Using imitation and reinforcement learning to tackle long-horizon robotic tasks

Posted by in categories: food, policy, robotics/AI

Reinforcement learning (RL) is a widely used machine-learning technique that entails training AI agents or robots using a system of reward and punishment. So far, researchers in the field of robotics have primarily applied RL techniques in tasks that are completed over relatively short periods of time, such as moving forward or grasping objects.

A team of researchers at Google and Berkeley AI Research has recently developed a new approach that combines RL with learning by imitation, a process called relay policy learning. This approach, introduced in a paper prepublished on arXiv and presented at the Conference on Robot Learning (CoRL) 2019 in Osaka, can be used to train artificial agents to tackle multi-stage and long-horizon tasks, such as object manipulation tasks that span over longer periods of time.

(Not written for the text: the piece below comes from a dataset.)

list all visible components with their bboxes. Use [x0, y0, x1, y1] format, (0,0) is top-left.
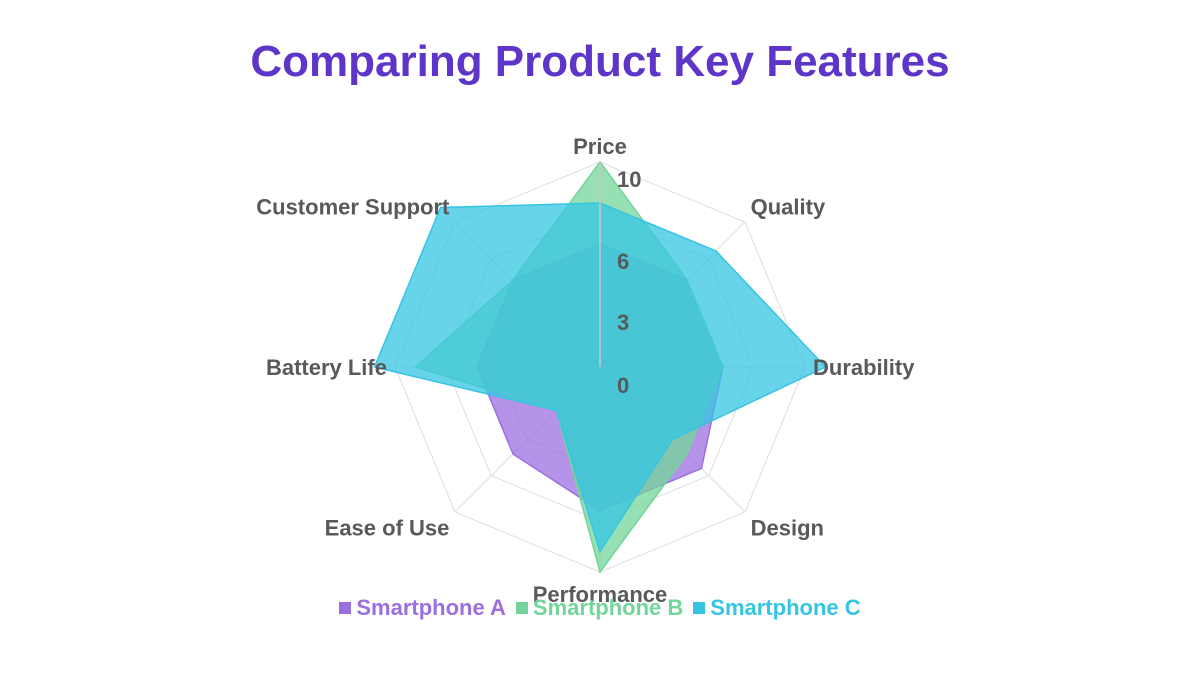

“Our research originated from many, mostly unsuccessful, experiments with very long tasks using (RL),” Abhishek Gupta, one of the researchers who carried out the study, told TechXplore. “Today, RL in robotics is mostly applied in tasks that can be accomplished in a short span of time, such as grasping, pushing objects, walking forward, etc. While these applications have a lot value, our goal was to apply reinforcement learning to tasks that require multiple sub-objectives and operate on much longer timescales, such as setting a table or cleaning a kitchen.”